We therefore threaten patriarchy, and we thereby unsettle some forms of feminism that require men to be immutable. The main reason trans people and how they express their experience, are not understood, is because fixity in the binary is a necessary condition for propping up both male privilege and male threat. But can men in power (any kind) in sufficient numbers, change where we are? Or is patriarchy too structural?

If so, why isn’t it blindingly obvious that the patriarchy is a falsehood to be shattered by every woman standing up and saying ‘me too’? Or do we really not see it?

I do. And I don’ think many men do. It’s there in whose idea is best, who talks loudest, who has most entitlement (is it just confidence?), and who concludes the conversation. That men today can still joke about the casting couch, shows how normal it still is to think this has an element of inevitability and acceptability.

As a background to this, I am always reminded that four out of five of my teen/twenties girlfriends suffered abuse from men, and that since then I came to know just how many women around me suffered everything from rape, marital rape, sexual abuse, psychological abuse, domestic abuse and attempted murder. That is not true of the men I have known, on anything remotely like the same scale. This is still a fact of life – not in an overtly patriarchal society where women are covered, walk a distance behind men, cannot drive, be educated or socialise freely – but in 2017 European culture.

What sustains patriarchy

A friend asked me this morning why this has persisted, why patriarchy is so old and still has such an implicit grip today. I feel quite strongly that it lies with patriarchal religions, which have shaped cultures, and stained almost every civilisation for thousands of years. Once you have a supreme deity who is male, you can use that deity’s voice to justify the supposed order set in place by that deity. Yes, the argument is circular but no more than that of the bible saying that it is the inspired word of god. There is no other external reference for giving primacy to the male (or indeed to the female). Once you give a supposed deity authority to declare that its gender is to rule, you can then impose that authority as has been invested in you. Who dares argue with the deity, the natural order, the way things are?

Tell me I am wrong, by all means, but I see many women’s voices from religious and conservative bases supporting the patriarchy as divine order, and blaming only individual men for gendered abusive behaviour. How can women stand up within their patriarchal religions and declare the end to patriarchy? I don’t think they can, not without structural resistance.

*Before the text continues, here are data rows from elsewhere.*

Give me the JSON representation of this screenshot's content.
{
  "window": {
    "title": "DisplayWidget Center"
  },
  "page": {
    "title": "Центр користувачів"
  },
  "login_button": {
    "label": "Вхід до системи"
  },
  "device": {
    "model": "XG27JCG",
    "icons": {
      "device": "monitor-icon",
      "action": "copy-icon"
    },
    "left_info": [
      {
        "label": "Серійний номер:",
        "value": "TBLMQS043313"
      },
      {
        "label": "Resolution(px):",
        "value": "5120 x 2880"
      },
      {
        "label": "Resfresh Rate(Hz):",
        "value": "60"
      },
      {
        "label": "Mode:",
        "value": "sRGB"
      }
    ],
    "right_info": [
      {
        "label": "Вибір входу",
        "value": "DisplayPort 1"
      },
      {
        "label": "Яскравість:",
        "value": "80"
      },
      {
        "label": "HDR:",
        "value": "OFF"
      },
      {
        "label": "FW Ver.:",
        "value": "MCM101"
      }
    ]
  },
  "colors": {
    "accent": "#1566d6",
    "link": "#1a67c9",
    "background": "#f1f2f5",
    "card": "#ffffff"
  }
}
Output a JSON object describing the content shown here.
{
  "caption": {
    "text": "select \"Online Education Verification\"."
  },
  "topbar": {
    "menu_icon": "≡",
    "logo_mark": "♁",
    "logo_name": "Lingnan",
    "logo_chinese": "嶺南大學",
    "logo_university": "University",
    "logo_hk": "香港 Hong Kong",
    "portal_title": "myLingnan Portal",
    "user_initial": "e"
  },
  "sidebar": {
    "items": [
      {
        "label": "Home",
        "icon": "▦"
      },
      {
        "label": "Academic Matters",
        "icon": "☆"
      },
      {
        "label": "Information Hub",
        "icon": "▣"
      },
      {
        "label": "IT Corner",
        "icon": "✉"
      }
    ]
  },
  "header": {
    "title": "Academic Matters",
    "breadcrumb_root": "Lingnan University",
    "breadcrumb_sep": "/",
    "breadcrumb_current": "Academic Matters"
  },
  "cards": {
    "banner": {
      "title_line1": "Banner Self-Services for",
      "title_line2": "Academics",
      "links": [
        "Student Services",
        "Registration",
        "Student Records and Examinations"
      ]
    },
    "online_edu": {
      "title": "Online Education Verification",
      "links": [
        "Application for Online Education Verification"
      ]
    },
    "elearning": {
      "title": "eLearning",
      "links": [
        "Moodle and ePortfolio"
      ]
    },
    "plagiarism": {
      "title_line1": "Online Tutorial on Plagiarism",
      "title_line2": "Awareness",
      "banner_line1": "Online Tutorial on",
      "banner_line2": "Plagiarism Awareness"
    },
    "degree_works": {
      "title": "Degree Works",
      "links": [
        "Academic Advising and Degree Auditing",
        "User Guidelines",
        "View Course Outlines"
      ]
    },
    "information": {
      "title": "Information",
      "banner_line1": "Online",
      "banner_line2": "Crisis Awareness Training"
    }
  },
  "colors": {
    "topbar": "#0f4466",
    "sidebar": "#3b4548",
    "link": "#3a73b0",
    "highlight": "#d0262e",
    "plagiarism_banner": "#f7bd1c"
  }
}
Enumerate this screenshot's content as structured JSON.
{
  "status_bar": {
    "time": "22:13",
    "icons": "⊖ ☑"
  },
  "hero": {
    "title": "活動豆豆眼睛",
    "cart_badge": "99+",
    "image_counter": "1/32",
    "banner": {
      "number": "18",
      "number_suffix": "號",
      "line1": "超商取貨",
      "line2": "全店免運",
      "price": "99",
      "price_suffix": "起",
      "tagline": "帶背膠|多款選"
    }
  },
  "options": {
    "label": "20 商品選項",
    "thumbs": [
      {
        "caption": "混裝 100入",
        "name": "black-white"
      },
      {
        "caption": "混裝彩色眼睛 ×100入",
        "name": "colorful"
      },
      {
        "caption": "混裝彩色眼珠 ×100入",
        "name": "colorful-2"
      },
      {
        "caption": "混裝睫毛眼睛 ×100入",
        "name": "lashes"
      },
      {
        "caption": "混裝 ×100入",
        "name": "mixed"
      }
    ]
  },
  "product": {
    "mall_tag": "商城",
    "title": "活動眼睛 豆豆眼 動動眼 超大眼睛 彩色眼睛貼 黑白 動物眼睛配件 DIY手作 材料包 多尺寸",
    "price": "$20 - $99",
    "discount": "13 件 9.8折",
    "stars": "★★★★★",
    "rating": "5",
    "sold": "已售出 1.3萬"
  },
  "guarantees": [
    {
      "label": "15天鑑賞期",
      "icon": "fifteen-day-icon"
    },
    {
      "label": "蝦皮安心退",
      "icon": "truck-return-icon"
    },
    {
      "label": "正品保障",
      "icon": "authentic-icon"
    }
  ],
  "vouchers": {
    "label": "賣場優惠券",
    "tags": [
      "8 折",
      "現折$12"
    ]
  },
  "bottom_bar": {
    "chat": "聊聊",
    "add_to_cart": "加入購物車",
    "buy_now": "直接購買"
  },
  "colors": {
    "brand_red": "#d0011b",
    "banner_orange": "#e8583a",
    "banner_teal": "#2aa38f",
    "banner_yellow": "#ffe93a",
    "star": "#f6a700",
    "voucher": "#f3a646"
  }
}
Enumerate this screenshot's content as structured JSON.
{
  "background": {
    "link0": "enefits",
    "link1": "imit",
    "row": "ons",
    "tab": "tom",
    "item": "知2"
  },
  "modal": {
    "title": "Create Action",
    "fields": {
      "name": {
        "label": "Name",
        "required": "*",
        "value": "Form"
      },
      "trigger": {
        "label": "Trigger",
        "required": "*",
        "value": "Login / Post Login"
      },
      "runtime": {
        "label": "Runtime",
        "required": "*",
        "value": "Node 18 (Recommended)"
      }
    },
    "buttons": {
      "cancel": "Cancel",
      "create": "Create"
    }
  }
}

And our post-religious cultures too are so often shaped by that past. Women have come to believe that they need to accept, respond and even be flattered by male attention in order to be wanted, approved of, or seen to be included – because of that natural order. There is nothing ‘natural’ about it. The delusion of male protection and chivalry is not derived from anything other than male behaviours, arrogance, violence and privilege, based on a false primacy, whether to be lord of the manor, cardinal or knight. Economy, religion and war are tightly intertwined in a tapestry of male order to act as they wish in order to shape the world the way of their god-given entitlement.

Maybe now we should require that this natural order be debunked in our religions and cultures, because the way patriarchy has always played out is so far from divine, so far from right, and we are staring it in the face.

Summary

Trans people suffer from patriarchy as much as anyone, but we see things non-trans people cannot in the same way. Patriarchy goes beyond sex and gender and is increasingly absurd in non-binary environments, as if we need the binary to keep it and to hate it.

Men are not all bad, and we have all been cultivated into a patriarchal society. But men being good is not the point.

Patriarchy has deep roots in places that may never revoke the concept, because it defines patriarchy as divine, or a natural order.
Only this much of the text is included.